The church was packed. I counted bodies automatically—one hundred and forty-three people witnessing this transaction. Volkovs on the left side, seventy-one of them filling the pews in expensive suits that couldn't quite hide the weapons underneath. Morozovs on the right, seventy-two including my father and me. The division was absolute. A line drawn down the center aisle that might as well have been a border between countries.

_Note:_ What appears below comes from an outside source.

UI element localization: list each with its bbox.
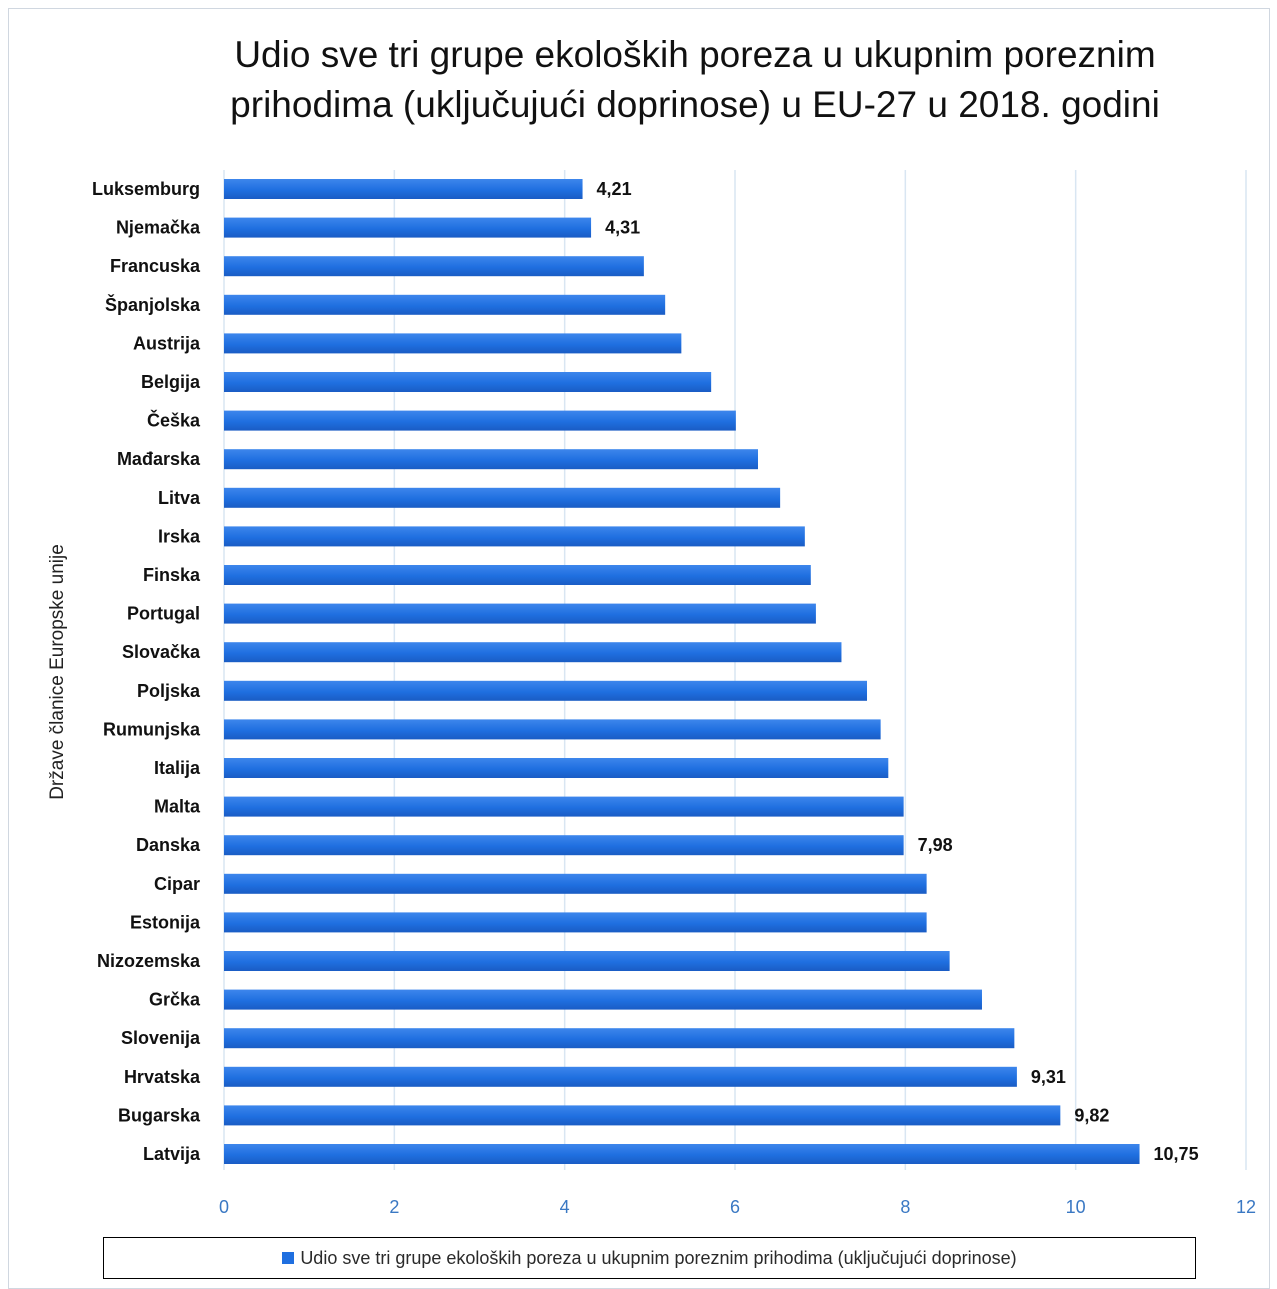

Everyone was armed. I could see it in the way they sat—too careful, too aware of the bulges under their jackets. Holy ground meant nothing when you were negotiating peace between criminal organizations. The guns were insurance. Mutually assured destruction dressed up in three-piece suits.
The organist began. Some traditional Russian hymn that probably meant something to someone. To me it was just noise. Just the signal that my execution was beginning.
"Smile," my father murmured, his grip tightening on my elbow. "You're a bride, not a prisoner."
I smiled. Let it reach my eyes the way I'd practiced. The stranger in the mirror from the bridal suite had followed me here, wearing my skin, performing my life.
We started walking. I counted steps to keep from running. One. Two. Three. The ivory silk whispered against my legs with each movement. Four. Five. Six. Faces turned to watch us pass. Seven. Eight. Nine. Alexei Volkov in the front pew with his woman beside him. Her names was Clara, Ivan had said, and she was pretty—her forest-green dress a splash of color against the sea of black suits. Ten. Eleven. Twelve. Dmitry on the other side of the aisle, his scarred face impassive, His own woman—Eva—tucked against his side in lavender.
Thirteen. Fourteen. Fifteen.
Ivan waited at the altar in a black suit that made him look like he was attending a funeral instead of a wedding. Maybe he was. Maybe we both were. Burying whoever we'd been before this treaty required us to become husband and wife.
Sixteen. Seventeen. Eighteen.
His gray eyes found mine across the remaining distance, and something passed between us. Recognition, maybe. Or shared understanding that we were both trapped in this performance. That neither of us had chosen this but we'd survive it anyway because survival was what we did.
Nineteen.
My father released my elbow, placed my hand in Ivan's with ceremonial precision. "Take care of her," he said, loud enough for the front rows to hear. Playing the devoted father. "She's precious to me."
Liar. But Ivan nodded solemnly, accepted the fiction, closed his fingers around mine with surprising gentleness.
Then my father stepped back, and I was alone with Ivan at an altar covered in gold and white roses.
The priest began in Church Slavonic. Old Russian. The language of tsars and Orthodox tradition. My mind translated automatically—"Blessed is the Kingdom of the Father and of the Son and of the Holy Spirit"—but the words flowed over me like water. Meaningless. Just sounds.
"Anya," Ivan whispered. Just my name. Quiet enough that only I could hear.
I focused on him. On the present.
The priest was asking questions. Whether we came to this marriage freely. Whether we would honor each other. Whether we understood the sanctity of the bonds we were forming. Ivan answered in Russian, his voice steady and clear. I heard myselfanswer too, the stranger wearing my skin performing her lines perfectly.
Then the priest produced a silk cord. White, embroidered with gold thread. Beautiful.
He bound our hands together—Ivan's right to my left—wrapping the cord around our wrists three times. Each loop felt like a chain. Each knot felt permanent.
"Symbolizing your unity," the priest intoned. "What God has joined, let no man separate."
God hadn't joined us. A treaty had. But the distinction didn't matter to the silk cord tightening around my wrist.
My breathing accelerated. The incense was too thick. The gold was too bright. Everything was too much.
The priest continued speaking. More Church Slavonic flowing over me. The church spun slightly. Or maybe I was swaying. Hard to tell when the ground felt like it might open up and swallow me whole.